Where did those last three years go?…Seriously?
All I ever heard going into college was that it was going to be the fastest four years of my life.
Mind you, this was 3 years ago, so at the time, you would have an easier time convincing me that iPods would be a financial and cultural disaster.
And now that you can’t walk down a block with seeing somebody foolishly swaying their head to the latest and greatest from Fergie, sure enough, the first 3 of those 4 years has gone by faster than you can say big girls don’t cry.
Backtracking, high school was also four years of my life spent in classrooms, learning, taking tests, doing home work, or at least having my parents believe all of the above was in fact taking place.
Let me tell you, there were no four years of my life that took longer to get through than high school.

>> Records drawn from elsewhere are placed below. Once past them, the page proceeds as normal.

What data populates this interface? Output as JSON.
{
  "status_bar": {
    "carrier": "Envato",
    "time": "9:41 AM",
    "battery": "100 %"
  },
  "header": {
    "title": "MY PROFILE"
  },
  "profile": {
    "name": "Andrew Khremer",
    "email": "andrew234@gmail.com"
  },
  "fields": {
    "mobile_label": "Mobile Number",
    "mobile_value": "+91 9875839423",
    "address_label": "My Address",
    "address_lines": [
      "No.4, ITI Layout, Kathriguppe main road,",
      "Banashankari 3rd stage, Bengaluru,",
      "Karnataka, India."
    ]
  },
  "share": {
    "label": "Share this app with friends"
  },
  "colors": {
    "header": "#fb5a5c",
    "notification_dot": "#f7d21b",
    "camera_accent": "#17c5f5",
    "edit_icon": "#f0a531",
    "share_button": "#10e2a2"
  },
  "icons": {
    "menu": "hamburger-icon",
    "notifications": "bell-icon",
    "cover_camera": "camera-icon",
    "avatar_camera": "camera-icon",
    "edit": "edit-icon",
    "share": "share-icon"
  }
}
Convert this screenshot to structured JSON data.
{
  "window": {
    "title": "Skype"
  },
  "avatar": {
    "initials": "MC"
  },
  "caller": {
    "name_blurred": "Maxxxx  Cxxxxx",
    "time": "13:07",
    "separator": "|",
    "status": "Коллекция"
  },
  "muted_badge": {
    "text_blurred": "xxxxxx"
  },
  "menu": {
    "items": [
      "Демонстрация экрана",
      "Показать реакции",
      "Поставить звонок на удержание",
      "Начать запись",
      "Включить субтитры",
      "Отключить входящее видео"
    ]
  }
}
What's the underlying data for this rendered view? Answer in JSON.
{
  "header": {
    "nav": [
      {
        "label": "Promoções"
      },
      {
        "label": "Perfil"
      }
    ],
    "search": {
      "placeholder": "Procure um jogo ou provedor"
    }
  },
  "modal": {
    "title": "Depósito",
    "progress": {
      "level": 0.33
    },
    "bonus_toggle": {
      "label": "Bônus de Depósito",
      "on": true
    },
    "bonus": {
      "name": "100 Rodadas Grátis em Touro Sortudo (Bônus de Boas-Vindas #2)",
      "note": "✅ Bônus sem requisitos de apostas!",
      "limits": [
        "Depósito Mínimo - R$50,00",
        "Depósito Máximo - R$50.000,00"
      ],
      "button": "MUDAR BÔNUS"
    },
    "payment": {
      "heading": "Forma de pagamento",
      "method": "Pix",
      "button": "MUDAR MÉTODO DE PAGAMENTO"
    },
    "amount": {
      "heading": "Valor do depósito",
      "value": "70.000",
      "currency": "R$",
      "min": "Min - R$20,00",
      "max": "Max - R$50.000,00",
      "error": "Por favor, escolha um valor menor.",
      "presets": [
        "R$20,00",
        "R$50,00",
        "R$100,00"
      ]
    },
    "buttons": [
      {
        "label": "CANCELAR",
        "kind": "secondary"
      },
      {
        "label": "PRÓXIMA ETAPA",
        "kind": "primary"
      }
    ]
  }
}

Changing for gym, taking the bus until that fateful final year, hot lunch and girls making that awkward transition from “cute, going through puberty OMG are these really my boobs?” “to whorish, see through tank tops, OMG she’s sleeping with who?” all put together made up a high school experience which couldn’t end soon enough, and seemed to drag on and on and on.
So how was college going to be all that different?
If anything, living away from home, with all that extra free time was probably going to make it feel as though college was going to turn into this never ending party without parents.
Well, as I sit here, unable to sleep at 3 in the morning, I am left wondering where in fact the last three years of my college experience have gone?
It feels as though I went to bed, woke up, and while I was sleeping 6 semesters and 3 summers just vanished.
Unbelievably, when I finish my remaining work for the semester which should hit around 5 pm Monday evening, I’ll unofficially be a senior in college.
Yet I can swear to you I have vivid memories of being a senior in high school as though these memories were from 4 weeks ago as opposed to 4 years ago.
The worst part is, I understand the expression time flies when you’re having fun, because thats as true a statement as any, but my three years here at Syracuse University have hardly been non stop fun from the end of August to the beginning of May.
My first two years were filled with a relationship I was on and off with, which caused me as much stress and misery as it did enjoyment.
I’ve had a total…TOTAL of 6 different roommates during these last three years, and next year i’ll be kicking the extra point to make it a lucky number 7 during a 4 year span.
I’ve had semesters that have gone well academically (3.3 GPA first semester freshman year) and not so well (2.7 GPA second semester sophomore year).
I’ve some great professors and some downright shitty professors to go along with some easy, interesting classes and some lifeless, ‘what-on-earth-was-I-thinking-when-I-signed-up-for this- classes’ (anything in the science department)
I essentially went all of my freshman year with a handful of friends, and didn’t really ‘fit in’ with m current group of friends until the middle of last year.
I didn’t join a fraternity, as I feel as though Greek Life is the most overrated aspect of the college experience, as i don’t need letters on a sweatshirt or paddle marks on my ass to tell me I belong with a bunch of douche bags who use the word ‘bro’ in every sentence.
And so while contemplating all of this, I sit here and ask myself just where the last three years went?
I enjoy waking up and early and going to class about as much as I enjoy watching paint dry, however being a creature of habit, I am one of those people who loves routine, and hates when those routines change.
A week from now, I’ll be back home in Queens, with no more than a handful of friends in the area, and my parents once again sharing a kitchen and bathroom with me.
It hit me like a ton of bricks (did it ever occur to you that being hit with a single brick is probably painful enough…a ton of bricks would probably kill you) that after I go home, I have one more lousy year of settling back into a routine I love to hate.
I have a bunch of friends graduating, some here at Syracuse and others in schools elsewhere, and I just can’t imagine what the emotions are like, deep down knowing that the once-in-a-lifetime experience that is college is nearing its finale.
And lets face it: College is a time in our lives that is life nothing else, a time when independence, experimentation and beer all come together to produce 4 years (for most of us) that develop into lifes ultimate crossroads, where our childhoods end and our adult lives begin, whether we like it or not.
Lucky for me, I have another year of eligibility, or a year left on my contract if you will (my life works around sports metaphors, sorry).
To those graduating, I send not congratulations, but condolences on the death of your youth, which as glum as it sounds, brings plenty of positives along with it, such as being able to throw away the fake ID you’ve been carrying in your wallet for those last few years, while also putting a pretty alumni sticker on the bumper of your car.
As for me?
I’m going to work a hell of a lot harder and just enjoying the collection of moments which make up every day, as- in the spirit of the Kentucky Derby this wekeend- is coming down the stretch run, with the finish line in sight.
And my only hope is that between right now, and the time I graduate approximately an exact year from now, I’ll be able to look back and smile at the last fours of my life.
And like Ferris Bueller says…
“Life goes by pretty fast. If you don’t stop and look around once in a while, you could miss it.”